Since we want to leave the forward pass at test time untouched (and tweak our network just during training), tf.nn.dropout directly implements inverted dropout, scaling the values.

Answer 2

Here is a quick experiment to disperse any remaining confusion.

Statistically the weights of a NN-layer follow a distribution that is usually close to normal (but not necessarily), but even in the case when trying to sample a perfect normal distribution in practice, there are always computational errors.

Then consider the following experiment:

DIM = 1_000_000                      # set our dims for weights and input
x = np.ones((DIM,1))                 # our input vector
#x = np.random.rand(DIM,1)*2-1.0     # or could also be a more realistic normalized input

probs = [1.0, 0.7, 0.5, 0.3]         # define dropout probs

W = np.random.normal(size=(DIM,1))   # sample normally distributed weights
print("W-mean = ", W.mean())         # note the mean is not perfect --> sampling error!

# DO THE DRILL
h = defaultdict(list)
for i in range(1000):
  for p in probs:
    M = np.random.rand(DIM,1)
    M = (M < p).astype(int)
    Wp = W * M
    a = np.dot(Wp.T, x)
    h[str(p)].append(a)

for k,v in h.items():
  print("For drop-out prob %r the average linear activation is %r (unscaled) and %r (scaled)" % (k, np.mean(v), np.mean(v)/float(k)))

Sample output:

x-mean =  1.0
W-mean =  -0.001003985674840264
For drop-out prob '1.0' the average linear activation is -1003.985674840258 (unscaled) and -1003.985674840258 (scaled)
For drop-out prob '0.7' the average linear activation is -700.6128015029908 (unscaled) and -1000.8754307185584 (scaled)
For drop-out prob '0.5' the average linear activation is -512.1602655283492 (unscaled) and -1024.3205310566984 (scaled)
For drop-out prob '0.3' the average linear activation is -303.21194422742315 (unscaled) and -1010.7064807580772 (scaled)

Notice that the unscaled activations diminish due to the statistically imperfect normal distribution.

Can you spot an obvious correlation between the W-mean and the average linear activation means?

Answer 3

Let's say the network had n neurons and we applied dropout rate 1/2

Training phase, we would be left with n/2 neurons. So if you were expecting output x with all the neurons, now you will get on x/2. So for every batch, the network weights are trained according to this x/2

Testing/Inference/Validation phase, we dont apply any dropout so the output is x. So, in this case, the output would be with x and not x/2, which would give you the incorrect result. So what you can do is scale it to x/2 during testing.
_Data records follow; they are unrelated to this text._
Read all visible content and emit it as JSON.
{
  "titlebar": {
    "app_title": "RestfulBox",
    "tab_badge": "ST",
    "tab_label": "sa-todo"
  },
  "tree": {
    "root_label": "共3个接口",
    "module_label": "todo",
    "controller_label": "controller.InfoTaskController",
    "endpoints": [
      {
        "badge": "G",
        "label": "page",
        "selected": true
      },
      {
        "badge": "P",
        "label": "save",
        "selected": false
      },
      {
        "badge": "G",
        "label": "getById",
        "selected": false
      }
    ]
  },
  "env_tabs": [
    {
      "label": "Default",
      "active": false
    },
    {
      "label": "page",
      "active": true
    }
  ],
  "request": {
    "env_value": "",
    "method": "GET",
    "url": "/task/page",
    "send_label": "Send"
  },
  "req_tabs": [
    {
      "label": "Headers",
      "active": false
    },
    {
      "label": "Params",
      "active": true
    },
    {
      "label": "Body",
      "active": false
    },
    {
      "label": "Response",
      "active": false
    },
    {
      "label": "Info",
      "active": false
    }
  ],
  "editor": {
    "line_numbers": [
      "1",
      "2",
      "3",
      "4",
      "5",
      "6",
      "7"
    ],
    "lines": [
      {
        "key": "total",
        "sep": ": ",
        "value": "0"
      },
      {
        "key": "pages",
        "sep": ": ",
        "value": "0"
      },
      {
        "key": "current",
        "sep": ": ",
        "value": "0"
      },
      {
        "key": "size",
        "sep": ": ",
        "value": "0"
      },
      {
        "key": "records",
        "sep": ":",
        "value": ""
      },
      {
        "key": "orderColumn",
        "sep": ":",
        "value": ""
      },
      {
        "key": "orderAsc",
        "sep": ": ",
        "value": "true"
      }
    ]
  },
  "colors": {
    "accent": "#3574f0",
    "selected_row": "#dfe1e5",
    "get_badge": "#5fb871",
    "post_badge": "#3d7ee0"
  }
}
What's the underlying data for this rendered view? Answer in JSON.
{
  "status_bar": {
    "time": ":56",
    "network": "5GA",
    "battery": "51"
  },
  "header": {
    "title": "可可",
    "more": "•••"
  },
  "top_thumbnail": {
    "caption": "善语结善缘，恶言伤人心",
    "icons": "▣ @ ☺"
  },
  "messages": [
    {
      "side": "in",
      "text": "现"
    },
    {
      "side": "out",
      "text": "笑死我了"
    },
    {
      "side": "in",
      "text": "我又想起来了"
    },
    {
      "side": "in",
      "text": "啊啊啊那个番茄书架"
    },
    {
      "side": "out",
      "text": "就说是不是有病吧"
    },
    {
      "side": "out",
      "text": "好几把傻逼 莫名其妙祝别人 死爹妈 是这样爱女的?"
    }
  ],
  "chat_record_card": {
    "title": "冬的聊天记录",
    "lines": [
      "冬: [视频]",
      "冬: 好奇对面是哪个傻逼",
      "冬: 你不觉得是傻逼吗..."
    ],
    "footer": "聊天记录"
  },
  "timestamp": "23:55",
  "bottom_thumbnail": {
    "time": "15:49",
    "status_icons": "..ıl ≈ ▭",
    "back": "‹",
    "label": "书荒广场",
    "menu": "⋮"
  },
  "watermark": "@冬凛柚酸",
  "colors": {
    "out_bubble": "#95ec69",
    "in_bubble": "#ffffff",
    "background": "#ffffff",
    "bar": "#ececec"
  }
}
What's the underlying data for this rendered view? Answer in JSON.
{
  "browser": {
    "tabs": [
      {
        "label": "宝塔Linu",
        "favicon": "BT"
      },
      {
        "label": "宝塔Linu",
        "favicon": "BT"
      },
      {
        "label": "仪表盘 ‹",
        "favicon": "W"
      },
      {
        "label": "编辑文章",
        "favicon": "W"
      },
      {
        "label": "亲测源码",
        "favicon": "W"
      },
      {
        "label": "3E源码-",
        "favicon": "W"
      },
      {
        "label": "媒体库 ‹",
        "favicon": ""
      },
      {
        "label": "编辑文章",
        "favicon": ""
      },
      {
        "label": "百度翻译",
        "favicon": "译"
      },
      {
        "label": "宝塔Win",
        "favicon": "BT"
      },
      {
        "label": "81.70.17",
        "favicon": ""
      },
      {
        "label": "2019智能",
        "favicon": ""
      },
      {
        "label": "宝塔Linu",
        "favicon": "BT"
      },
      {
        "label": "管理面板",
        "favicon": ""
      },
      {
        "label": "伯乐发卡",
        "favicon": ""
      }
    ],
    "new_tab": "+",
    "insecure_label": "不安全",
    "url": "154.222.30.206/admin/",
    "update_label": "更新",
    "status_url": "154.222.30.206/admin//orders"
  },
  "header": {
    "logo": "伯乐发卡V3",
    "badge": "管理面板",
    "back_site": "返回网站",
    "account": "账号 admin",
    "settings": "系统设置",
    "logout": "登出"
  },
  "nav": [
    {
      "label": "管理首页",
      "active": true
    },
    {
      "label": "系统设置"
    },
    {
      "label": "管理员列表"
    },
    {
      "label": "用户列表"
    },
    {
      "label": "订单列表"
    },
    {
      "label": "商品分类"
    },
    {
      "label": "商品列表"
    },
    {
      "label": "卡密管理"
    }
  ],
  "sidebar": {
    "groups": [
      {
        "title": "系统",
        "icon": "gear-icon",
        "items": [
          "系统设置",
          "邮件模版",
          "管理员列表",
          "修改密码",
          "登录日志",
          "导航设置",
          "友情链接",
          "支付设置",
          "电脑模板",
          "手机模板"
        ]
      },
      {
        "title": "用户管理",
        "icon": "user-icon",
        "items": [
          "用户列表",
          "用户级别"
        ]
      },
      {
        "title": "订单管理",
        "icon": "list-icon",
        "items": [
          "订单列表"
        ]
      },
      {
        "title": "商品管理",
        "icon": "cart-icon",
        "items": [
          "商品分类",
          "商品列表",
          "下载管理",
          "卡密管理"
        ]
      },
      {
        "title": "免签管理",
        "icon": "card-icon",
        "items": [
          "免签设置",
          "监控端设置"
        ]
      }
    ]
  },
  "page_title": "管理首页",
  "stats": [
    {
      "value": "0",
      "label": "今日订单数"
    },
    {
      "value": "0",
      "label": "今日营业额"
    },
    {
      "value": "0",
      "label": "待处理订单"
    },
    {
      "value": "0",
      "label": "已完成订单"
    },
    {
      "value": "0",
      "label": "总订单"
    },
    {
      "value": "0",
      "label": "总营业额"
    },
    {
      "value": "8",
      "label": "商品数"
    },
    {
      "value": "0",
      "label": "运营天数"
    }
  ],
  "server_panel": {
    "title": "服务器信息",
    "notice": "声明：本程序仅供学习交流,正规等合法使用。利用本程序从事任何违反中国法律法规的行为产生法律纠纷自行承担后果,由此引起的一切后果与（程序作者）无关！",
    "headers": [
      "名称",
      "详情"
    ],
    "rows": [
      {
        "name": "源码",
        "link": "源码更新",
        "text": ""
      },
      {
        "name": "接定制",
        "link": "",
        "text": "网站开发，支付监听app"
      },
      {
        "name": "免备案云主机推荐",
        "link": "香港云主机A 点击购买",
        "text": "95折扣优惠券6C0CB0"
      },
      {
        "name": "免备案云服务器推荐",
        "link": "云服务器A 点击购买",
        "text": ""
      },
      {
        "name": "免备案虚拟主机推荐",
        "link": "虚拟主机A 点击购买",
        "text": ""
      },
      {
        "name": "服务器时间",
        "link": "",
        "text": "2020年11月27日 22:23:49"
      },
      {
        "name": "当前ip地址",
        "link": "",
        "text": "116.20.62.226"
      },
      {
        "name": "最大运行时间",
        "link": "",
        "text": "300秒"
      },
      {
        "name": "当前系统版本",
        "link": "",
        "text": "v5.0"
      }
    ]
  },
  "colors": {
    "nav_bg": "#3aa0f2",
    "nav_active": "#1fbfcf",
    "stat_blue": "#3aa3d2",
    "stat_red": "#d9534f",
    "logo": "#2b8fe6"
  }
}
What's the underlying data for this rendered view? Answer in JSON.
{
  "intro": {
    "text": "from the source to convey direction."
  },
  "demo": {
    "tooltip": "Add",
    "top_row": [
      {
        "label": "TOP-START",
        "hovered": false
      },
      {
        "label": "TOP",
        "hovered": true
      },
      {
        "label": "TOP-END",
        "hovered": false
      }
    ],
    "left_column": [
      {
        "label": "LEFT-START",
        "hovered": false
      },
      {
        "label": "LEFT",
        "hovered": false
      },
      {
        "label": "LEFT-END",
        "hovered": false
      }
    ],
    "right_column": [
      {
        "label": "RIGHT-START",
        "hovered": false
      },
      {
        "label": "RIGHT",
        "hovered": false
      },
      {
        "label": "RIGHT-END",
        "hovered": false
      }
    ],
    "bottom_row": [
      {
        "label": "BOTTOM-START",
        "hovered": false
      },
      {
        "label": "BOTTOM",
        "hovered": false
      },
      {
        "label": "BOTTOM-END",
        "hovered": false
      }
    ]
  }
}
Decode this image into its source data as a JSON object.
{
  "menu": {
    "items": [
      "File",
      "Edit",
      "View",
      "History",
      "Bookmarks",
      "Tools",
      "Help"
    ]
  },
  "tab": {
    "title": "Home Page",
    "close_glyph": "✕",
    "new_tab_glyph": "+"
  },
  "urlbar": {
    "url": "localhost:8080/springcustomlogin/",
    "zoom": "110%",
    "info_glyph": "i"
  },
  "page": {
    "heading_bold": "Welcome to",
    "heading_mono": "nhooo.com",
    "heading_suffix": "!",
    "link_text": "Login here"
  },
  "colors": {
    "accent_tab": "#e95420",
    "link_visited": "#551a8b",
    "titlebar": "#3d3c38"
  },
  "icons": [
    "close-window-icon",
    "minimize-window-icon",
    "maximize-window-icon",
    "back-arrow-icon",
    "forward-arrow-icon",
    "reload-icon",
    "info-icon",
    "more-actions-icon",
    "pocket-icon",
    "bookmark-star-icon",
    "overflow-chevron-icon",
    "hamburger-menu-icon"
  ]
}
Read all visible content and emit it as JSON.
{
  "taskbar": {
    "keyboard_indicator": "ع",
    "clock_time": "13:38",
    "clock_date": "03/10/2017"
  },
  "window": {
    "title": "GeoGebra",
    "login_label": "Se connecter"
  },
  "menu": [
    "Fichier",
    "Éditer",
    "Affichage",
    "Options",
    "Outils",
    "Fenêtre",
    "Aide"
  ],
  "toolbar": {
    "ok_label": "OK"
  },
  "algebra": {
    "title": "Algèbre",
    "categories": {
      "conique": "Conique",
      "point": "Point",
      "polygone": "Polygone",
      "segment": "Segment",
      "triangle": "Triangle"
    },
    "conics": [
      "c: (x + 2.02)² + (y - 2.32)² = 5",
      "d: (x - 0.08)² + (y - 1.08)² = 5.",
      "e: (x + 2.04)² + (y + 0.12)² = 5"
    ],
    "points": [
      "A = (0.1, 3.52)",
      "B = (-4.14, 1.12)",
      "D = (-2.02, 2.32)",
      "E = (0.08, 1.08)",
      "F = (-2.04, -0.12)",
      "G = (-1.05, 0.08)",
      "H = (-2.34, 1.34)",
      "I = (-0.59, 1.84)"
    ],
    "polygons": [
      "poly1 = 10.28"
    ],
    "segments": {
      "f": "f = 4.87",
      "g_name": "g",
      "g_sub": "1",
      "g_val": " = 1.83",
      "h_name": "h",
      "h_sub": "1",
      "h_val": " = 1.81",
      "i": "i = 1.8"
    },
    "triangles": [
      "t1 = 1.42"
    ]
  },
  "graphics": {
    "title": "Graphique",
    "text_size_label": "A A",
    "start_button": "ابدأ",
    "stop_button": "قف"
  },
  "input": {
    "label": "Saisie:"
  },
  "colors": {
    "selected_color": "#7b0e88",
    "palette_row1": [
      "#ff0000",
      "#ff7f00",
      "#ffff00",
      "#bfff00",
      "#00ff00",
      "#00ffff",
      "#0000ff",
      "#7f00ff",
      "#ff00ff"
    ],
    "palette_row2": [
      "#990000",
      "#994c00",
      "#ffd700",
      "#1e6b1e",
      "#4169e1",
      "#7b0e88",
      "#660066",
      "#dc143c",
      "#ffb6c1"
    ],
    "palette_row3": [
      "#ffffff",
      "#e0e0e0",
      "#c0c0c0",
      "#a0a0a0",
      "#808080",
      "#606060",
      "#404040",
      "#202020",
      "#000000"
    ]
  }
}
Rather than the above scaling specific to Testing phase. What Tensorflow's dropout layer does is that whether it is with dropout or without (Training or testing), it scales the output so that the sum is constant.

Answer 4

This scaling enables the same network to be used for training (with keep_prob < 1.0) and evaluation (with keep_prob == 1.0). From the Dropout paper:

The idea is to use a single neural net at test time without dropout. The weights of this network are scaled-down versions of the trained weights. If a unit is retained with probability p during training, the outgoing weights of that unit are multiplied by p at test time as shown in Figure 2.

Rather than adding ops to scale down the weights by keep_prob at test time, the TensorFlow implementation adds an op to scale up the weights by 1. / keep_prob at training time. The effect on performance is negligible, and the code is simpler (because we use the same graph and treat keep_prob as a tf.placeholder() that is fed a different value depending on whether we are training or evaluating the network).